Getting Started: What You Can -- And Must -- Do Today

How do you put these ideas to work? Besides building an AI culture, you can take these steps to ensure AI success.

1. Assess your current AI maturity. A clear assessment charts the course. Determine where you’re going by first understanding where you are now.

2. Ensure clean, managed, high-quality data. Poor data quality leads to poor decisions.

3. Be sure your teams have the AI tools they need.

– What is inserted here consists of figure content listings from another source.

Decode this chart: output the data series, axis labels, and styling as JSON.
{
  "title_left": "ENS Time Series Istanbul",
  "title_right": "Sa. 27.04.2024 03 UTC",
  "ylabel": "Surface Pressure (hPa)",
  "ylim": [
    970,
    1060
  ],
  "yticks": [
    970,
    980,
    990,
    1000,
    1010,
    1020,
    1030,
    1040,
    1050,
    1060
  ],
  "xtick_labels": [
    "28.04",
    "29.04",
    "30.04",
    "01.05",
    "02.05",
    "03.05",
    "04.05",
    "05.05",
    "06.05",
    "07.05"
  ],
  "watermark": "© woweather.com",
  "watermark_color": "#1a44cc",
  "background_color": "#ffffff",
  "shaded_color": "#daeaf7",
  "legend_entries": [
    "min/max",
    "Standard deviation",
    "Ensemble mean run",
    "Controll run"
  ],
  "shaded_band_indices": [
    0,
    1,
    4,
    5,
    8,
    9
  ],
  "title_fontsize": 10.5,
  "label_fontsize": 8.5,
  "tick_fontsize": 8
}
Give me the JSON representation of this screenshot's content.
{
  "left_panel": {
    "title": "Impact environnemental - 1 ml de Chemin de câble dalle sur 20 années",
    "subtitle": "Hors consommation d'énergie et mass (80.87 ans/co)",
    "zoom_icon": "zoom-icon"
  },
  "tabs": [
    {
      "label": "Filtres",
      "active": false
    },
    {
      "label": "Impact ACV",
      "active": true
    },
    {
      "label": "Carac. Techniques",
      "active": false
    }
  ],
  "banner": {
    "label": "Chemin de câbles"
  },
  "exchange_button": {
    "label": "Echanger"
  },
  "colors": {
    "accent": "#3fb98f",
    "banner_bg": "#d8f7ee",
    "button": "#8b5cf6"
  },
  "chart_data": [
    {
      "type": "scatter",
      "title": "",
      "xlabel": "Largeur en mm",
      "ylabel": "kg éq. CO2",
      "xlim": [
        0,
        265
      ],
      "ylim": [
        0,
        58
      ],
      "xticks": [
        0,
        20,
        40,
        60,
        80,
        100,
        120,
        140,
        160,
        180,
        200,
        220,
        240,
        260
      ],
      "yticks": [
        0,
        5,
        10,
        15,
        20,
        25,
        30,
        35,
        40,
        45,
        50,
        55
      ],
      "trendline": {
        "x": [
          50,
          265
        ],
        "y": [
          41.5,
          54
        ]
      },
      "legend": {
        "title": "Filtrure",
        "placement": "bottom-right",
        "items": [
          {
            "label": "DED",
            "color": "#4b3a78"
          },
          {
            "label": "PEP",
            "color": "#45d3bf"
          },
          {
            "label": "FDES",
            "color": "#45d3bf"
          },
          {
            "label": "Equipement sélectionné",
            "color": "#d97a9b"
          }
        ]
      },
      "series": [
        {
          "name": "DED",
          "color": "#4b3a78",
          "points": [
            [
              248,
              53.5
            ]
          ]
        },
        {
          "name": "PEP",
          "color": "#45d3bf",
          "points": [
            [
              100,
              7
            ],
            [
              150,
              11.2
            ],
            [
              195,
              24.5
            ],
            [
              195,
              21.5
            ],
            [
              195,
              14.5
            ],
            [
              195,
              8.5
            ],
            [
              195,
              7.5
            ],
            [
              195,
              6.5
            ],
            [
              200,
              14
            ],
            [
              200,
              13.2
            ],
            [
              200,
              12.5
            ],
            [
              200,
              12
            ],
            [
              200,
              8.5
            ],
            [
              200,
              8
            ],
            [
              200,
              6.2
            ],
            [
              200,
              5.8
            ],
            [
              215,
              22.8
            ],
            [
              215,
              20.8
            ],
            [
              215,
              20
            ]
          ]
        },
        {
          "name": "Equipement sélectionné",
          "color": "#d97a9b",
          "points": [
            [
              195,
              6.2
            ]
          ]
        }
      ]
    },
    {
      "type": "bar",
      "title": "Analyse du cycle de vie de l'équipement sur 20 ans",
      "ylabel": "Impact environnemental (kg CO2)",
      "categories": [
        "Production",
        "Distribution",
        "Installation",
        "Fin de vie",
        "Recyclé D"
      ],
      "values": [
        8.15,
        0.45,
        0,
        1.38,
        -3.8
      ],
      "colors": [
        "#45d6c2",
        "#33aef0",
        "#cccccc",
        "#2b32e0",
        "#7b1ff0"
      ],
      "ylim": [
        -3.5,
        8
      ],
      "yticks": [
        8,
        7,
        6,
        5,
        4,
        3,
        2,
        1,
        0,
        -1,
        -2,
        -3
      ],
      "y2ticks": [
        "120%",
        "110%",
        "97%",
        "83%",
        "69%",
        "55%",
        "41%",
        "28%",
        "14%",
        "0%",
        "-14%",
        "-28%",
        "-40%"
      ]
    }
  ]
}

For example, reimburse key employees for subscriptions to ChatGPT 4.

4. Leverage your data science/analytics team(s). Collaboration ensures the results of your AI projects are tailored to your environment and your business strategy and goals.

5. Invest in quick wins. As we’ve learned from the agile development methodology, small initial project “wins” can generate enthusiasm and help others see the benefits (current and potential) of the project. Strive for that immediate value. Applying AI to current processes in small but visible ways can generate momentum to drive greater acceptance and enthusiasm.

6. Invest in initiatives that support AI. Elevate the importance of data-quality initiatives. Undertake data cleansing projects to ensure the data you feed your model is complete, accurate, and free of bias.

7. Keep up to date on developments. Continual training isn’t just for your staff. AI is a fast-changing technology. You need to stay on top of new use cases, new applications and add-ons, the growing limitations and problems (such as increasingly sophisticated deepfakes), and the legal and ethical issues of AI (especially generative AI). [Editor’s note: Besides TDWI’s coverage of AI issues, check out our sister site, Pure AI, for the latest AI news and analysis.]

8. Don’t be afraid. Embrace the tools yourself and lead by example.

The Bottom Line

The time to act is now. Assess your AI readiness, prioritize AI in your corporate strategy, communicate your vision, and foster an environment that encourages learning and innovation. The path towards AI success is complex but achievable, but only if you lead with vision, courage, and wisdom.